Ano novo, velhos números
[►Enviar para um amigo]dezembro 30, 2009 em Colunas por Rafael-Jacobsen
por Rafael Bán Jacobsen
Sendo um físico teórico, um dos meus instrumentos de trabalho mais preciosos é a matemática. Por isso, com o tempo, apaixonei-me pelos números e, cada vez mais, enxergo neles uma beleza ímpar. Há ocasiões em que quase chego a duvidar de que sou um físico legítimo, pois a matemática envolvida nos problemas de pesquisa às vezes me fascina muito mais do que as questões físicas em si. Ao acompanharem meus trabalhos, alguns colegas, em tom de galhofa, dizem: “Olha, só posso parabenizá-lo por ter entrado para o time dos matemáticos puros.” Outros, mais austeros, aconselham: “Acho que você deveria perder menos tempo com a matemática e mais tempo com a física.” Mas eu sou teimoso e ainda acho que uma equação fala mais do que três bilhões e meio de palavras. A beleza dos números me seduz.

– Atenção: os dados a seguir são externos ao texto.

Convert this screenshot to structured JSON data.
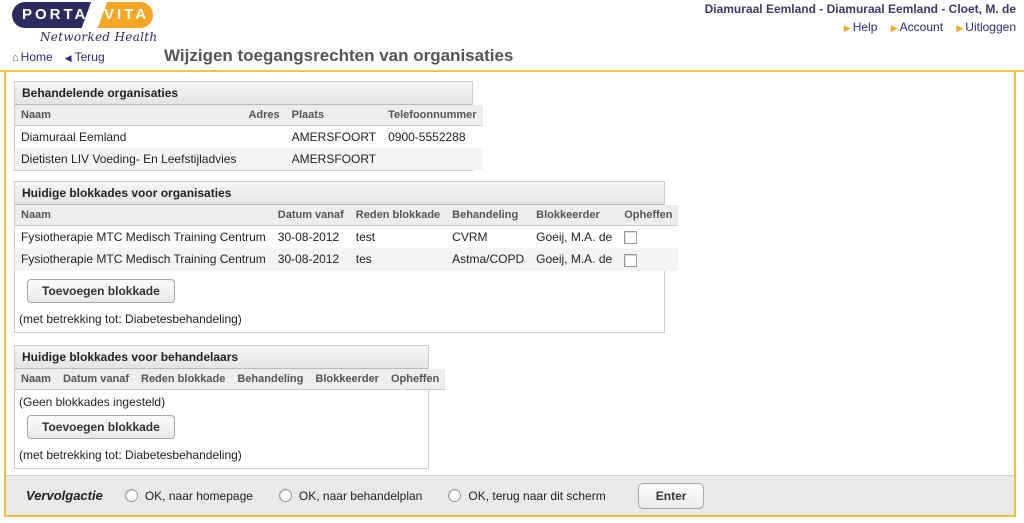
{
  "header": {
    "logo": {
      "text_left": "PORTA",
      "text_right": "VITA",
      "tagline": "Networked Health"
    },
    "user_context": "Diamuraal Eemland - Diamuraal Eemland - Cloet, M. de",
    "links": [
      {
        "label": "Help",
        "icon": "arrow-right-icon"
      },
      {
        "label": "Account",
        "icon": "arrow-right-icon"
      },
      {
        "label": "Uitloggen",
        "icon": "arrow-right-icon"
      }
    ]
  },
  "nav": {
    "home_label": "Home",
    "home_icon": "home-icon",
    "back_label": "Terug",
    "back_icon": "arrow-left-icon"
  },
  "page_title": "Wijzigen toegangsrechten van organisaties",
  "sections": {
    "organisaties": {
      "title": "Behandelende organisaties",
      "columns": [
        "Naam",
        "Adres",
        "Plaats",
        "Telefoonnummer"
      ],
      "rows": [
        {
          "naam": "Diamuraal Eemland",
          "adres": "",
          "plaats": "AMERSFOORT",
          "telefoonnummer": "0900-5552288"
        },
        {
          "naam": "Dietisten LIV Voeding- En Leefstijladvies",
          "adres": "",
          "plaats": "AMERSFOORT",
          "telefoonnummer": ""
        }
      ]
    },
    "blokkades_organisaties": {
      "title": "Huidige blokkades voor organisaties",
      "columns": [
        "Naam",
        "Datum vanaf",
        "Reden blokkade",
        "Behandeling",
        "Blokkeerder",
        "Opheffen"
      ],
      "rows": [
        {
          "naam": "Fysiotherapie MTC Medisch Training Centrum",
          "datum_vanaf": "30-08-2012",
          "reden_blokkade": "test",
          "behandeling": "CVRM",
          "blokkeerder": "Goeij, M.A. de",
          "opheffen_checked": false
        },
        {
          "naam": "Fysiotherapie MTC Medisch Training Centrum",
          "datum_vanaf": "30-08-2012",
          "reden_blokkade": "tes",
          "behandeling": "Astma/COPD",
          "blokkeerder": "Goeij, M.A. de",
          "opheffen_checked": false
        }
      ],
      "add_button": "Toevoegen blokkade",
      "note": "(met betrekking tot: Diabetesbehandeling)"
    },
    "blokkades_behandelaars": {
      "title": "Huidige blokkades voor behandelaars",
      "columns": [
        "Naam",
        "Datum vanaf",
        "Reden blokkade",
        "Behandeling",
        "Blokkeerder",
        "Opheffen"
      ],
      "empty_message": "(Geen blokkades ingesteld)",
      "add_button": "Toevoegen blokkade",
      "note": "(met betrekking tot: Diabetesbehandeling)"
    }
  },
  "action_bar": {
    "label": "Vervolgactie",
    "options": [
      {
        "label": "OK, naar homepage",
        "selected": false
      },
      {
        "label": "OK, naar behandelplan",
        "selected": false
      },
      {
        "label": "OK, terug naar dit scherm",
        "selected": false
      }
    ],
    "submit_label": "Enter"
  },
  "colors": {
    "brand_navy": "#2b2b5f",
    "brand_orange": "#f5a623",
    "panel_border": "#f0c040",
    "header_rule": "#f5c242",
    "link": "#2b2b7f",
    "row_alt": "#f4f4f7",
    "bar_bg": "#e9e9e9"
  }
}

Todavia, sou um caso quase isolado: a maioria das pessoas detesta lidar com números, torce o nariz para fórmulas, sofre engulhos só de ver um gráfico. Mas sigo convicto da verdadeira maravilha que os números representam. Não é fantástico perceber, embora não se saiba a razão, que qualquer número par pode ser escrito como a soma de dois números primos? Não é simplesmente de cair o queixo que uma mesma proporção esteja presente em fenômenos tão distintos quanto a multiplicação de indivíduos nas sucessivas gerações de um casal de coelhos e também em diversas medidas do corpo humano (a altura total e a medida do umbigo até o chão; a altura do crânio e a medida da mandíbula até o alto da cabeça; a medida da cintura até a cabeça e o tamanho do tórax; etc.)? Ou, mais fundamentalmente, não é desconcertante o fato de que um mesmo conjunto de símbolos, uma mesma construção lógica, que é a matemática, sirva bem a propósitos tão prosaicos quanto contar conchinhas na beira da praia mas também nos permita calcular há quantos bilhões de anos nosso universo existe?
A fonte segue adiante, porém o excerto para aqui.